Brand cut to make the quarter. Under a revenue miss, the CFO proposes zeroing the brand budget and pouring everything into bottom-funnel performance. The marketing manager models the consequence: performance channels harvest in-market demand, and the in-market pool is finite (the 95-5 rule). Without brand feeding awareness, the team will exhaust the cheap, ready-to-buy audience and CAC will climb as they bid for ever-less-qualified clicks. Reasoning: it would flatter this quarter and quietly raise the cost of every future one. The compromise: protect a baseline brand investment, trim the least-efficient performance spend instead, and stand up a brand-tracking study so the value isn't invisible next time.

Positioning a feature-rich product that isn't selling. A product with great features is converting poorly. Research reveals the problem isn't the product or the ads — it's positioning. The team has been selling against the wrong competitive frame. Using April Dunford's approach, they redefine the competitive alternative (it turned out to be a manual spreadsheet, "do nothing"), identify the attributes that matter to the segment that hates that status quo, and reframe the value around the job the segment is trying to do. Reasoning: no amount of funnel optimization fixes a message aimed at the wrong frame. The relaunch with sharpened positioning lifts conversion materially with the same spend, because the right people finally recognize the product as for them.

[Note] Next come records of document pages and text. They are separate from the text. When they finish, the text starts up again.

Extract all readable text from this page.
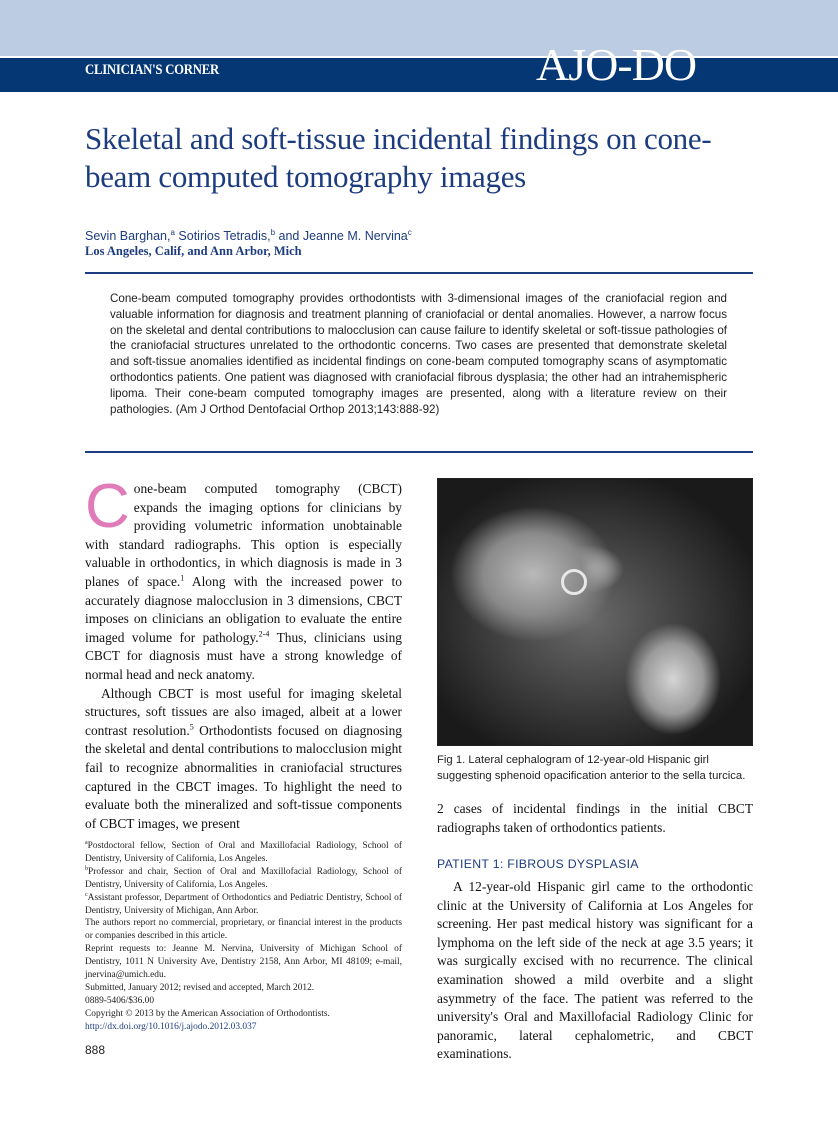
CLINICIAN'S CORNER	AJO-DO
Skeletal and soft-tissue incidental findings on cone-beam computed tomography images
Sevin Barghan,$^a$ Sotirios Tetradis,$^b$ and Jeanne M. Nervina$^c$
Los Angeles, Calif, and Ann Arbor, Mich
Cone-beam computed tomography provides orthodontists with 3-dimensional images of the craniofacial region and valuable information for diagnosis and treatment planning of craniofacial or dental anomalies. However, a narrow focus on the skeletal and dental contributions to malocclusion can cause failure to identify skeletal or soft-tissue pathologies of the craniofacial structures unrelated to the orthodontic concerns. Two cases are presented that demonstrate skeletal and soft-tissue anomalies identified as incidental findings on cone-beam computed tomography scans of asymptomatic orthodontics patients. One patient was diagnosed with craniofacial fibrous dysplasia; the other had an intrahemispheric lipoma. Their cone-beam computed tomography images are presented, along with a literature review on their pathologies. (Am J Orthod Dentofacial Orthop 2013;143:888-92)

Cone-beam computed tomography (CBCT) expands the imaging options for clinicians by providing volumetric information unobtainable with standard radiographs. This option is especially valuable in orthodontics, in which diagnosis is made in 3 planes of space.$^1$ Along with the increased power to accurately diagnose malocclusion in 3 dimensions, CBCT imposes on clinicians an obligation to evaluate the entire imaged volume for pathology.$^{2-4}$ Thus, clinicians using CBCT for diagnosis must have a strong knowledge of normal head and neck anatomy.

Although CBCT is most useful for imaging skeletal structures, soft tissues are also imaged, albeit at a lower contrast resolution.$^5$ Orthodontists focused on diagnosing the skeletal and dental contributions to malocclusion might fail to recognize abnormalities in craniofacial structures captured in the CBCT images. To highlight the need to evaluate both the mineralized and soft-tissue components of CBCT images, we present

Fig 1. Lateral cephalogram of 12-year-old Hispanic girl suggesting sphenoid opacification anterior to the sella turcica.

2 cases of incidental findings in the initial CBCT radiographs taken of orthodontics patients.

PATIENT 1: FIBROUS DYSPLASIA

A 12-year-old Hispanic girl came to the orthodontic clinic at the University of California at Los Angeles for screening. Her past medical history was significant for a lymphoma on the left side of the neck at age 3.5 years; it was surgically excised with no recurrence. The clinical examination showed a mild overbite and a slight asymmetry of the face. The patient was referred to the university's Oral and Maxillofacial Radiology Clinic for panoramic, lateral cephalometric, and CBCT examinations.

$^a$Postdoctoral fellow, Section of Oral and Maxillofacial Radiology, School of Dentistry, University of California, Los Angeles.
$^b$Professor and chair, Section of Oral and Maxillofacial Radiology, School of Dentistry, University of California, Los Angeles.
$^c$Assistant professor, Department of Orthodontics and Pediatric Dentistry, School of Dentistry, University of Michigan, Ann Arbor.
The authors report no commercial, proprietary, or financial interest in the products or companies described in this article.
Reprint requests to: Jeanne M. Nervina, University of Michigan School of Dentistry, 1011 N University Ave, Dentistry 2158, Ann Arbor, MI 48109; e-mail, jnervina@umich.edu.
Submitted, January 2012; revised and accepted, March 2012.
0889-5406/$36.00
Copyright © 2013 by the American Association of Orthodontists.
http://dx.doi.org/10.1016/j.ajodo.2012.03.037
888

Works most closely with sales representatives (the funnel partner) and product managers (on positioning, pricing, and launch). Shares analytical DNA with data scientists on attribution and experimentation, and financial discipline with financial analysts on unit economics. Overlaps with graphic designers and writers on creative. The role draws on management-consulting structuring and progresses toward CMO and general-management positions. Customer success managers share the retention and LTV focus.

References

April Dunford, Obviously Awesome. Al Ries & Jack Trout, Positioning. Byron Sharp, How Brands Grow. Les Binet & Peter Field, The Long and the Short of It.